How?  By showing us the depth of God’s love.  People sometimes ask: How can God love me?   Look at Jesus on the cross.  Will I be alone on the hour of my death?  Look at Jesus on the cross.  Does God care about the poor, the lonely, the oppressed?  Look at Jesus on the cross.  On the cross the child with cancer, the soldier blown apart by a roadside bomb, the parent grieving the loss of a child, the homeless, the hungry—indeed  all humanity is drawn into the heart of a loving God. 

Perhaps you’ve heard the classic formula:  that which is not assumed cannot be redeemed.  On the cross, God assumed our humanity, including our death making the cross not so much a concept to be grasped as it is a love to be experienced.  Once experienced, even the most hardened skeptics among us might be prompted to ask—as both our chancel and bell choirs did this morning:  “What Wondrous Love is This?”

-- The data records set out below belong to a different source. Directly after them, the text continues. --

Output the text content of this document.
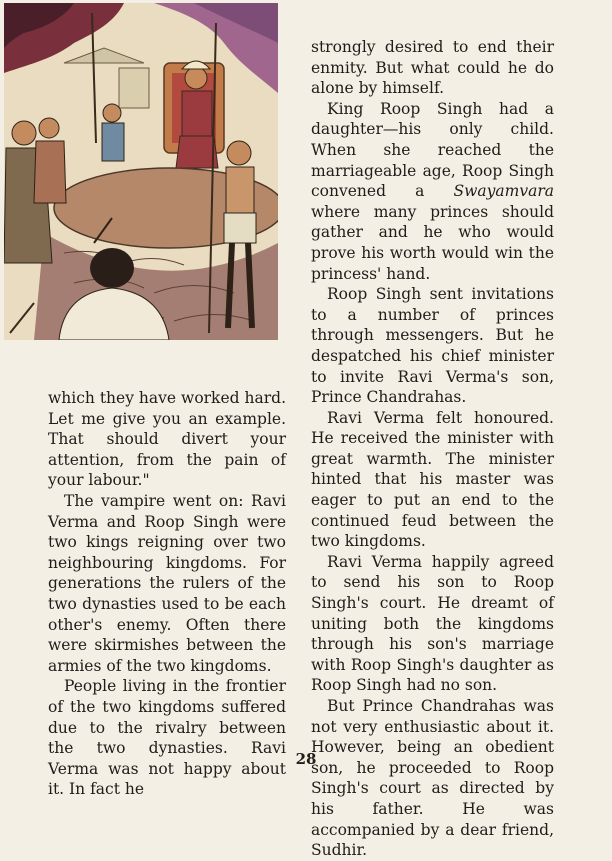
which they have worked hard. Let me give you an example. That should divert your attention, from the pain of your labour."

The vampire went on: Ravi Verma and Roop Singh were two kings reigning over two neighbouring kingdoms. For generations the rulers of the two dynasties used to be each other's enemy. Often there were skirmishes between the armies of the two kingdoms.

People living in the frontier of the two kingdoms suffered due to the rivalry between the two dynasties. Ravi Verma was not happy about it. In fact he

strongly desired to end their enmity. But what could he do alone by himself.

King Roop Singh had a daughter—his only child. When she reached the marriageable age, Roop Singh convened a Swayamvara where many princes should gather and he who would prove his worth would win the princess' hand.

Roop Singh sent invitations to a number of princes through messengers. But he despatched his chief minister to invite Ravi Verma's son, Prince Chandrahas.

Ravi Verma felt honoured. He received the minister with great warmth. The minister hinted that his master was eager to put an end to the continued feud between the two kingdoms.

Ravi Verma happily agreed to send his son to Roop Singh's court. He dreamt of uniting both the kingdoms through his son's marriage with Roop Singh's daughter as Roop Singh had no son.

But Prince Chandrahas was not very enthusiastic about it. However, being an obedient son, he proceeded to Roop Singh's court as directed by his father. He was accompanied by a dear friend, Sudhir.

28
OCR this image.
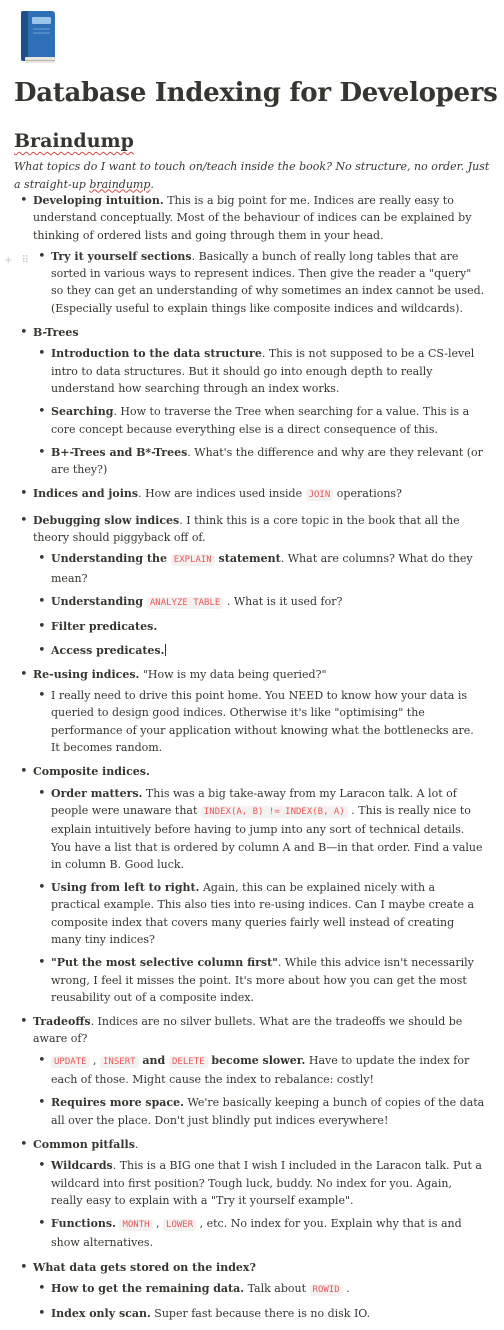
Database Indexing for Developers
Braindump

What topics do I want to touch on/teach inside the book? No structure, no order. Just a straight-up braindump.

+ ⠿
• Developing intuition. This is a big point for me. Indices are really easy to understand conceptually. Most of the behaviour of indices can be explained by thinking of ordered lists and going through them in your head.
• Try it yourself sections. Basically a bunch of really long tables that are sorted in various ways to represent indices. Then give the reader a "query" so they can get an understanding of why sometimes an index cannot be used. (Especially useful to explain things like composite indices and wildcards).
• B-Trees
• Introduction to the data structure. This is not supposed to be a CS-level intro to data structures. But it should go into enough depth to really understand how searching through an index works.
• Searching. How to traverse the Tree when searching for a value. This is a core concept because everything else is a direct consequence of this.
• B+-Trees and B*-Trees. What's the difference and why are they relevant (or are they?)
• Indices and joins. How are indices used inside JOIN operations?
• Debugging slow indices. I think this is a core topic in the book that all the theory should piggyback off of.
• Understanding the EXPLAIN statement. What are columns? What do they mean?
• Understanding ANALYZE TABLE . What is it used for?
• Filter predicates.
• Access predicates.
• Re-using indices. "How is my data being queried?"
• I really need to drive this point home. You NEED to know how your data is queried to design good indices. Otherwise it's like "optimising" the performance of your application without knowing what the bottlenecks are. It becomes random.
• Composite indices.
• Order matters. This was a big take-away from my Laracon talk. A lot of people were unaware that INDEX(A, B) != INDEX(B, A) . This is really nice to explain intuitively before having to jump into any sort of technical details. You have a list that is ordered by column A and B—in that order. Find a value in column B. Good luck.
• Using from left to right. Again, this can be explained nicely with a practical example. This also ties into re-using indices. Can I maybe create a composite index that covers many queries fairly well instead of creating many tiny indices?
• "Put the most selective column first". While this advice isn't necessarily wrong, I feel it misses the point. It's more about how you can get the most reusability out of a composite index.
• Tradeoffs. Indices are no silver bullets. What are the tradeoffs we should be aware of?
• UPDATE , INSERT and DELETE become slower. Have to update the index for each of those. Might cause the index to rebalance: costly!
• Requires more space. We're basically keeping a bunch of copies of the data all over the place. Don't just blindly put indices everywhere!
• Common pitfalls.
• Wildcards. This is a BIG one that I wish I included in the Laracon talk. Put a wildcard into first position? Tough luck, buddy. No index for you. Again, really easy to explain with a "Try it yourself example".
• Functions. MONTH , LOWER , etc. No index for you. Explain why that is and show alternatives.
• What data gets stored on the index?
• How to get the remaining data. Talk about ROWID .
• Index only scan. Super fast because there is no disk IO.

But friends, people who have been driven away from God by ugly religion won’t be drawn back by words alone.  It will take a servant community, whose way of life gives credence to the Gospel we proclaim.  It’s so significant that Jesus never talks about his own self-emptying life apart from the life of his disciples.  He insists that his life of poured-out love is to be replicated in the lives of his followers, the church.  “Whoever serves me must follow me, and where I am, there will my servant be also.”  The reality we face today is that many people in our society have been driven away from God and religion.  But these same people might turn around and take another look if they could find more Christians who are Christ-like.   We could receive no greater compliment than to have people say of us:   We have seen Jesus in the life of this congregation.